Ces influences sont la plupart du temps photographiées ou dessinées afin de constituer des banques de données dans lesquelles je peux piocher à l’envi. Je dirais donc que c’est avant tout le plaisir d’observer le monde qui m’entoure qui me donne envie de dessiner tel paysage ou telle architecture.
Connaissez-vous le travail de l’architecte Didier Fiuza Faustino ? Notamment sa tour à usage individuelle «One Square Meter House»? A la lecture de Shangri-La, les logements de la colonie y font penser …
En effet pour Shangri-La, au moment de chercher comment représenter le fait que les citoyens de la station choisissaient de sacrifier leur liberté individuelle, je me suis inspiré de la One Square Meter House pour créer des espaces de vie minuscules mais fonctionnels.
Envisagez-vous de faire des films d’animation et/ou des «animés», des films réalistes ?
Le rapport aux films d’animation ou en prises de vues réelles est quelque chose qui m’a toujours intéressé. Néanmoins, pour voir d’un peu loin comment se crée un film, quelles sont les contraintes économiques et artistiques propres à cette industrie, je sais que le médium qui me permet de m’exprimer de la manière la plus libre possible reste la bande dessinée.

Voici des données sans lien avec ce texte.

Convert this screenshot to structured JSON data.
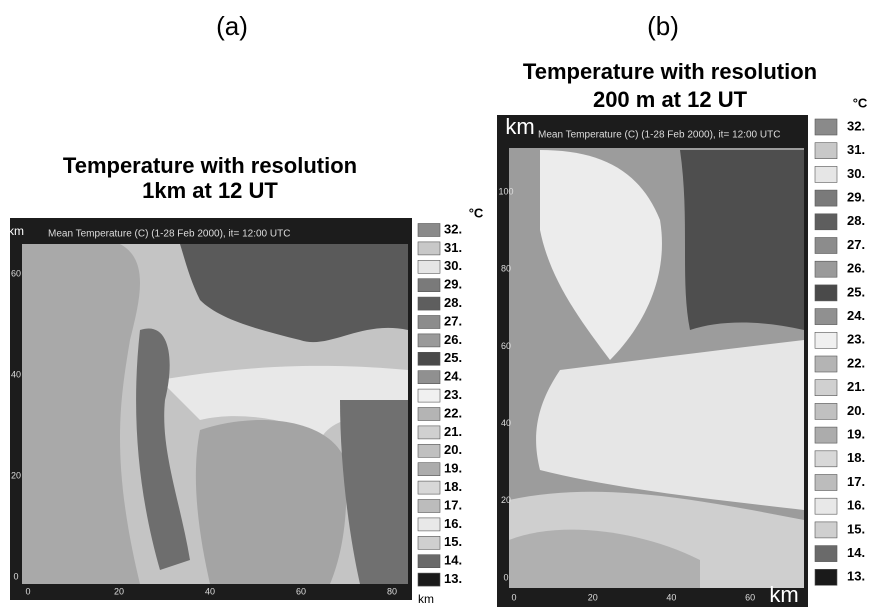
{
  "panels": [
    {
      "label": "(a)",
      "title_lines": [
        "Temperature with resolution",
        "1km at 12 UT"
      ],
      "plot_header": "Mean Temperature (C) (1-28 Feb 2000), it= 12:00 UTC",
      "y_unit": "km",
      "x_unit": "km",
      "legend_unit": "°C",
      "xticks": [
        "0",
        "20",
        "40",
        "60",
        "80"
      ],
      "yticks": [
        "0",
        "20",
        "40",
        "60"
      ],
      "legend": [
        {
          "label": "32.",
          "color": "#8a8a8a"
        },
        {
          "label": "31.",
          "color": "#c8c8c8"
        },
        {
          "label": "30.",
          "color": "#e6e6e6"
        },
        {
          "label": "29.",
          "color": "#7a7a7a"
        },
        {
          "label": "28.",
          "color": "#5e5e5e"
        },
        {
          "label": "27.",
          "color": "#8c8c8c"
        },
        {
          "label": "26.",
          "color": "#9a9a9a"
        },
        {
          "label": "25.",
          "color": "#4a4a4a"
        },
        {
          "label": "24.",
          "color": "#909090"
        },
        {
          "label": "23.",
          "color": "#f0f0f0"
        },
        {
          "label": "22.",
          "color": "#b4b4b4"
        },
        {
          "label": "21.",
          "color": "#d0d0d0"
        },
        {
          "label": "20.",
          "color": "#c0c0c0"
        },
        {
          "label": "19.",
          "color": "#acacac"
        },
        {
          "label": "18.",
          "color": "#d8d8d8"
        },
        {
          "label": "17.",
          "color": "#bcbcbc"
        },
        {
          "label": "16.",
          "color": "#e8e8e8"
        },
        {
          "label": "15.",
          "color": "#cfcfcf"
        },
        {
          "label": "14.",
          "color": "#6a6a6a"
        },
        {
          "label": "13.",
          "color": "#1a1a1a"
        }
      ]
    },
    {
      "label": "(b)",
      "title_lines": [
        "Temperature with resolution",
        "200 m at 12 UT"
      ],
      "plot_header": "Mean Temperature (C) (1-28 Feb 2000), it= 12:00 UTC",
      "y_unit": "km",
      "x_unit": "km",
      "legend_unit": "°C",
      "xticks": [
        "0",
        "20",
        "40",
        "60"
      ],
      "yticks": [
        "0",
        "20",
        "40",
        "60",
        "80",
        "100"
      ],
      "legend": [
        {
          "label": "32.",
          "color": "#8a8a8a"
        },
        {
          "label": "31.",
          "color": "#c8c8c8"
        },
        {
          "label": "30.",
          "color": "#e6e6e6"
        },
        {
          "label": "29.",
          "color": "#7a7a7a"
        },
        {
          "label": "28.",
          "color": "#5e5e5e"
        },
        {
          "label": "27.",
          "color": "#8c8c8c"
        },
        {
          "label": "26.",
          "color": "#9a9a9a"
        },
        {
          "label": "25.",
          "color": "#4a4a4a"
        },
        {
          "label": "24.",
          "color": "#909090"
        },
        {
          "label": "23.",
          "color": "#f0f0f0"
        },
        {
          "label": "22.",
          "color": "#b4b4b4"
        },
        {
          "label": "21.",
          "color": "#d0d0d0"
        },
        {
          "label": "20.",
          "color": "#c0c0c0"
        },
        {
          "label": "19.",
          "color": "#acacac"
        },
        {
          "label": "18.",
          "color": "#d8d8d8"
        },
        {
          "label": "17.",
          "color": "#bcbcbc"
        },
        {
          "label": "16.",
          "color": "#e8e8e8"
        },
        {
          "label": "15.",
          "color": "#cfcfcf"
        },
        {
          "label": "14.",
          "color": "#6a6a6a"
        },
        {
          "label": "13.",
          "color": "#1a1a1a"
        }
      ]
    }
  ]
}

C’est un peu un art de niche, qui coûte peu cher à produire, de telle sorte que toutes les expérimentations sont permises, avec pour seule limite celle de son imagination. Pour toutes ces raisons, je préfère pour l’instant me concentrer sur la bande dessinée, nous verrons plus tard pour le reste.
Avec des sujets comme la vie quotidienne dans un vaisseau spatial, voire la colonisation spatiale, le temps, l’éternel retour de l’humain (l’homme après avoir créé dieu, le remplace), comment explorez-vous la notion d’avant-garde ?

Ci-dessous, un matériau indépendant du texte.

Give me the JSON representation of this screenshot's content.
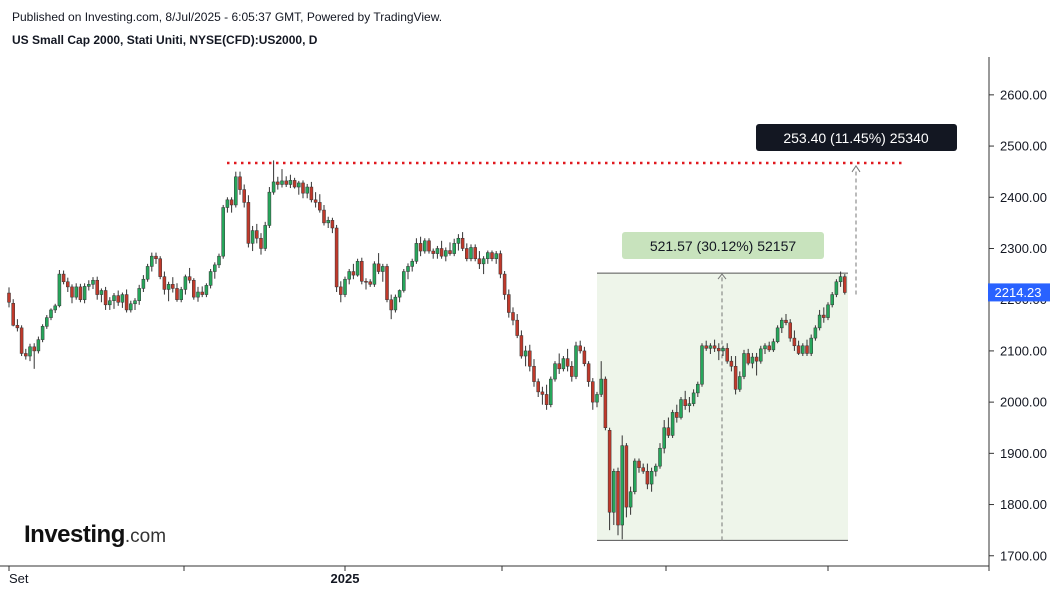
{
  "header": {
    "published": "Published on Investing.com, 8/Jul/2025 - 6:05:37 GMT, Powered by TradingView.",
    "title": "US Small Cap 2000, Stati Uniti, NYSE(CFD):US2000, D"
  },
  "logo": {
    "main": "Investing",
    "suffix": ".com"
  },
  "colors": {
    "up": "#26a65b",
    "down": "#c0392b",
    "resistance": "#e0191f",
    "price_label": "#2962ff",
    "range_fill": "#eef5ea",
    "range_label": "#c8e3bd",
    "dark_label": "#131722"
  },
  "chart_data": {
    "type": "candlestick",
    "ylim": [
      1680,
      2670
    ],
    "yticks": [
      1700,
      1800,
      1900,
      2000,
      2100,
      2200,
      2300,
      2400,
      2500,
      2600
    ],
    "ytick_labels": [
      "1700.00",
      "1800.00",
      "1900.00",
      "2000.00",
      "2100.00",
      "2200.00",
      "2300.00",
      "2400.00",
      "2500.00",
      "2600.00"
    ],
    "xticks": [
      "Set",
      "",
      "2025",
      "",
      "",
      "",
      ""
    ],
    "last_price": 2214.23,
    "last_price_label": "2214.23",
    "resistance_level": 2467,
    "measure_1": {
      "from": 1730,
      "to": 2252,
      "label": "521.57 (30.12%) 52157"
    },
    "measure_2": {
      "from": 2214,
      "to": 2467,
      "label": "253.40 (11.45%) 25340"
    },
    "candles": [
      [
        2213,
        2224,
        2185,
        2195
      ],
      [
        2193,
        2201,
        2148,
        2150
      ],
      [
        2150,
        2162,
        2138,
        2145
      ],
      [
        2145,
        2150,
        2090,
        2095
      ],
      [
        2095,
        2104,
        2083,
        2090
      ],
      [
        2090,
        2114,
        2080,
        2108
      ],
      [
        2108,
        2115,
        2065,
        2100
      ],
      [
        2100,
        2128,
        2095,
        2122
      ],
      [
        2122,
        2152,
        2117,
        2148
      ],
      [
        2148,
        2170,
        2143,
        2165
      ],
      [
        2165,
        2183,
        2160,
        2180
      ],
      [
        2180,
        2192,
        2174,
        2188
      ],
      [
        2188,
        2258,
        2185,
        2250
      ],
      [
        2250,
        2257,
        2230,
        2235
      ],
      [
        2235,
        2243,
        2215,
        2225
      ],
      [
        2225,
        2230,
        2193,
        2205
      ],
      [
        2205,
        2232,
        2200,
        2225
      ],
      [
        2225,
        2231,
        2195,
        2200
      ],
      [
        2200,
        2232,
        2193,
        2226
      ],
      [
        2226,
        2238,
        2218,
        2230
      ],
      [
        2230,
        2244,
        2221,
        2238
      ],
      [
        2238,
        2245,
        2200,
        2210
      ],
      [
        2210,
        2222,
        2195,
        2218
      ],
      [
        2218,
        2225,
        2180,
        2190
      ],
      [
        2190,
        2205,
        2180,
        2198
      ],
      [
        2198,
        2213,
        2182,
        2208
      ],
      [
        2208,
        2218,
        2188,
        2195
      ],
      [
        2195,
        2214,
        2184,
        2210
      ],
      [
        2210,
        2220,
        2175,
        2180
      ],
      [
        2180,
        2198,
        2175,
        2192
      ],
      [
        2192,
        2203,
        2180,
        2198
      ],
      [
        2198,
        2229,
        2190,
        2222
      ],
      [
        2222,
        2248,
        2215,
        2240
      ],
      [
        2240,
        2270,
        2235,
        2265
      ],
      [
        2265,
        2292,
        2255,
        2285
      ],
      [
        2285,
        2292,
        2270,
        2280
      ],
      [
        2280,
        2285,
        2240,
        2245
      ],
      [
        2245,
        2255,
        2210,
        2220
      ],
      [
        2220,
        2235,
        2197,
        2230
      ],
      [
        2230,
        2244,
        2214,
        2222
      ],
      [
        2222,
        2232,
        2196,
        2200
      ],
      [
        2200,
        2225,
        2195,
        2220
      ],
      [
        2220,
        2249,
        2210,
        2245
      ],
      [
        2245,
        2262,
        2232,
        2238
      ],
      [
        2238,
        2242,
        2200,
        2205
      ],
      [
        2205,
        2225,
        2196,
        2215
      ],
      [
        2215,
        2226,
        2205,
        2210
      ],
      [
        2210,
        2232,
        2205,
        2228
      ],
      [
        2228,
        2260,
        2222,
        2255
      ],
      [
        2255,
        2273,
        2241,
        2268
      ],
      [
        2268,
        2290,
        2262,
        2285
      ],
      [
        2285,
        2385,
        2280,
        2380
      ],
      [
        2380,
        2400,
        2370,
        2395
      ],
      [
        2395,
        2400,
        2370,
        2385
      ],
      [
        2385,
        2450,
        2380,
        2440
      ],
      [
        2440,
        2450,
        2405,
        2415
      ],
      [
        2415,
        2425,
        2380,
        2390
      ],
      [
        2390,
        2404,
        2302,
        2310
      ],
      [
        2310,
        2344,
        2295,
        2335
      ],
      [
        2335,
        2348,
        2310,
        2320
      ],
      [
        2320,
        2330,
        2288,
        2300
      ],
      [
        2300,
        2352,
        2295,
        2345
      ],
      [
        2345,
        2420,
        2340,
        2410
      ],
      [
        2410,
        2472,
        2405,
        2430
      ],
      [
        2430,
        2440,
        2415,
        2425
      ],
      [
        2425,
        2455,
        2419,
        2432
      ],
      [
        2432,
        2441,
        2420,
        2425
      ],
      [
        2425,
        2444,
        2418,
        2433
      ],
      [
        2433,
        2438,
        2417,
        2420
      ],
      [
        2420,
        2432,
        2405,
        2428
      ],
      [
        2428,
        2433,
        2398,
        2408
      ],
      [
        2408,
        2426,
        2398,
        2420
      ],
      [
        2420,
        2430,
        2390,
        2395
      ],
      [
        2395,
        2410,
        2380,
        2390
      ],
      [
        2390,
        2406,
        2370,
        2375
      ],
      [
        2375,
        2385,
        2345,
        2350
      ],
      [
        2350,
        2362,
        2340,
        2355
      ],
      [
        2355,
        2360,
        2330,
        2340
      ],
      [
        2340,
        2346,
        2215,
        2225
      ],
      [
        2225,
        2236,
        2195,
        2210
      ],
      [
        2210,
        2245,
        2205,
        2240
      ],
      [
        2240,
        2260,
        2230,
        2255
      ],
      [
        2255,
        2270,
        2240,
        2248
      ],
      [
        2248,
        2280,
        2245,
        2275
      ],
      [
        2275,
        2282,
        2230,
        2236
      ],
      [
        2236,
        2242,
        2220,
        2235
      ],
      [
        2235,
        2240,
        2225,
        2230
      ],
      [
        2230,
        2275,
        2225,
        2270
      ],
      [
        2270,
        2291,
        2250,
        2255
      ],
      [
        2255,
        2270,
        2235,
        2265
      ],
      [
        2265,
        2270,
        2195,
        2200
      ],
      [
        2200,
        2210,
        2162,
        2180
      ],
      [
        2180,
        2210,
        2175,
        2205
      ],
      [
        2205,
        2220,
        2195,
        2218
      ],
      [
        2218,
        2260,
        2214,
        2255
      ],
      [
        2255,
        2271,
        2240,
        2265
      ],
      [
        2265,
        2280,
        2255,
        2275
      ],
      [
        2275,
        2320,
        2270,
        2310
      ],
      [
        2310,
        2323,
        2285,
        2295
      ],
      [
        2295,
        2320,
        2290,
        2315
      ],
      [
        2315,
        2320,
        2290,
        2295
      ],
      [
        2295,
        2300,
        2280,
        2290
      ],
      [
        2290,
        2305,
        2280,
        2300
      ],
      [
        2300,
        2315,
        2280,
        2285
      ],
      [
        2285,
        2302,
        2275,
        2296
      ],
      [
        2296,
        2312,
        2286,
        2290
      ],
      [
        2290,
        2319,
        2285,
        2310
      ],
      [
        2310,
        2328,
        2296,
        2320
      ],
      [
        2320,
        2332,
        2295,
        2300
      ],
      [
        2300,
        2310,
        2275,
        2280
      ],
      [
        2280,
        2308,
        2275,
        2302
      ],
      [
        2302,
        2308,
        2275,
        2280
      ],
      [
        2280,
        2295,
        2260,
        2270
      ],
      [
        2270,
        2285,
        2250,
        2280
      ],
      [
        2280,
        2296,
        2270,
        2292
      ],
      [
        2292,
        2296,
        2275,
        2280
      ],
      [
        2280,
        2295,
        2270,
        2290
      ],
      [
        2290,
        2296,
        2242,
        2250
      ],
      [
        2250,
        2256,
        2200,
        2210
      ],
      [
        2210,
        2220,
        2165,
        2175
      ],
      [
        2175,
        2185,
        2150,
        2160
      ],
      [
        2160,
        2172,
        2125,
        2130
      ],
      [
        2130,
        2140,
        2085,
        2090
      ],
      [
        2090,
        2110,
        2070,
        2100
      ],
      [
        2100,
        2112,
        2060,
        2070
      ],
      [
        2070,
        2084,
        2030,
        2040
      ],
      [
        2040,
        2046,
        2010,
        2020
      ],
      [
        2020,
        2030,
        1995,
        2015
      ],
      [
        2015,
        2034,
        1985,
        1995
      ],
      [
        1995,
        2050,
        1990,
        2045
      ],
      [
        2045,
        2080,
        2040,
        2075
      ],
      [
        2075,
        2095,
        2055,
        2065
      ],
      [
        2065,
        2090,
        2060,
        2085
      ],
      [
        2085,
        2104,
        2060,
        2070
      ],
      [
        2070,
        2080,
        2040,
        2050
      ],
      [
        2050,
        2118,
        2045,
        2110
      ],
      [
        2110,
        2120,
        2095,
        2100
      ],
      [
        2100,
        2108,
        2070,
        2075
      ],
      [
        2075,
        2080,
        2030,
        2040
      ],
      [
        2040,
        2047,
        1985,
        2000
      ],
      [
        2000,
        2020,
        1990,
        2015
      ],
      [
        2015,
        2080,
        2010,
        2045
      ],
      [
        2045,
        2050,
        1945,
        1950
      ],
      [
        1945,
        1950,
        1750,
        1785
      ],
      [
        1785,
        1870,
        1760,
        1865
      ],
      [
        1865,
        1872,
        1740,
        1760
      ],
      [
        1760,
        1935,
        1732,
        1915
      ],
      [
        1915,
        1920,
        1775,
        1795
      ],
      [
        1795,
        1835,
        1780,
        1825
      ],
      [
        1825,
        1890,
        1820,
        1885
      ],
      [
        1885,
        1890,
        1862,
        1872
      ],
      [
        1872,
        1880,
        1860,
        1865
      ],
      [
        1865,
        1880,
        1830,
        1840
      ],
      [
        1840,
        1872,
        1825,
        1865
      ],
      [
        1865,
        1880,
        1855,
        1875
      ],
      [
        1875,
        1920,
        1870,
        1910
      ],
      [
        1910,
        1965,
        1900,
        1950
      ],
      [
        1950,
        1970,
        1930,
        1935
      ],
      [
        1935,
        1985,
        1930,
        1980
      ],
      [
        1980,
        1995,
        1960,
        1970
      ],
      [
        1970,
        2010,
        1966,
        2005
      ],
      [
        2005,
        2022,
        1985,
        1993
      ],
      [
        1993,
        2010,
        1980,
        1997
      ],
      [
        1997,
        2025,
        1992,
        2018
      ],
      [
        2018,
        2040,
        2010,
        2035
      ],
      [
        2035,
        2115,
        2030,
        2110
      ],
      [
        2110,
        2120,
        2100,
        2105
      ],
      [
        2105,
        2115,
        2094,
        2110
      ],
      [
        2110,
        2122,
        2098,
        2105
      ],
      [
        2105,
        2115,
        2082,
        2100
      ],
      [
        2100,
        2110,
        2090,
        2105
      ],
      [
        2105,
        2115,
        2075,
        2080
      ],
      [
        2080,
        2090,
        2060,
        2070
      ],
      [
        2070,
        2090,
        2015,
        2025
      ],
      [
        2025,
        2060,
        2020,
        2050
      ],
      [
        2050,
        2102,
        2045,
        2095
      ],
      [
        2095,
        2104,
        2072,
        2076
      ],
      [
        2076,
        2096,
        2066,
        2088
      ],
      [
        2088,
        2096,
        2052,
        2080
      ],
      [
        2080,
        2110,
        2075,
        2104
      ],
      [
        2104,
        2115,
        2094,
        2110
      ],
      [
        2110,
        2118,
        2098,
        2102
      ],
      [
        2102,
        2124,
        2098,
        2118
      ],
      [
        2118,
        2150,
        2115,
        2145
      ],
      [
        2145,
        2165,
        2135,
        2160
      ],
      [
        2160,
        2172,
        2150,
        2155
      ],
      [
        2155,
        2162,
        2118,
        2125
      ],
      [
        2125,
        2140,
        2100,
        2110
      ],
      [
        2110,
        2120,
        2092,
        2095
      ],
      [
        2095,
        2115,
        2090,
        2110
      ],
      [
        2110,
        2122,
        2090,
        2095
      ],
      [
        2095,
        2132,
        2090,
        2125
      ],
      [
        2125,
        2150,
        2120,
        2145
      ],
      [
        2145,
        2180,
        2140,
        2170
      ],
      [
        2170,
        2185,
        2155,
        2165
      ],
      [
        2165,
        2195,
        2160,
        2190
      ],
      [
        2190,
        2215,
        2185,
        2210
      ],
      [
        2210,
        2240,
        2205,
        2235
      ],
      [
        2235,
        2255,
        2225,
        2245
      ],
      [
        2245,
        2250,
        2210,
        2214
      ]
    ]
  }
}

La problématique de l’avant-garde est quelque chose qui occupe mon esprit très régulièrement pendant que je travaille. La bande dessinée est un art énergivore et solitaire, c’est un fait. Il faut beaucoup de motivation pour venir à bout de centaines de pages de dessin. Ce qui me motive est la conviction d’apporter un regard nouveau, un objet artistique qui sortira du lot et se démarquera de ses pairs.
C’est un sentiment assez ambivalent, dans la mesure où il faut reconnaître que la plupart du temps, en tant qu’artiste, on est le pur produit de nos influences, et que l’on s’inscrit invariablement dans son époque. Je pense qu’il faut accepter cet état de fait, tout en essayant de repousser un peu les bords du cadre.

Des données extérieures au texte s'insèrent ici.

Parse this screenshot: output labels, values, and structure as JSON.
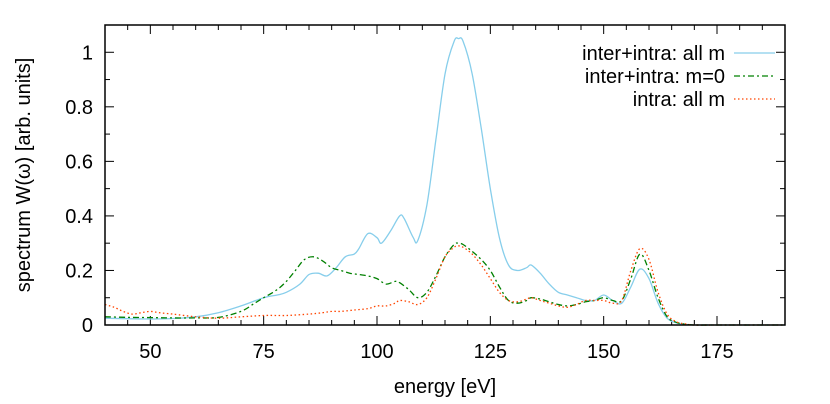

Cette recherche d’avant-garde se traduit d’abord graphiquement, avec une tentative de proposer des personnages qui ne ressemblent pas à un autre style, des couleurs qui ne ressemblent pas à un autre livre.
En ce qui concerne les sujets que j’aborde dans mes livres, c’est pareil ! Ce sont à chaque fois des grands concepts qui visent à parler de l’humain, de son rapport aux autres, à son environnement, à la mort, etc. et qui ont déjà été abordés maintes et maintes fois. Pour autant, je tente de proposer quelque chose de différent, même si le résultat final n’atteindra peut-être pas cet objectif. Il faut quand même essayer.
Parler du futur aide en tout cas à rester dans cette dynamique d’avant-garde, en essayant d’aller au-devant des problématiques futures. Je pense notamment à la question du spécisme dans Shangri-La, qui va devenir de plus en plus importante à l’avenir, j’en suis sûr.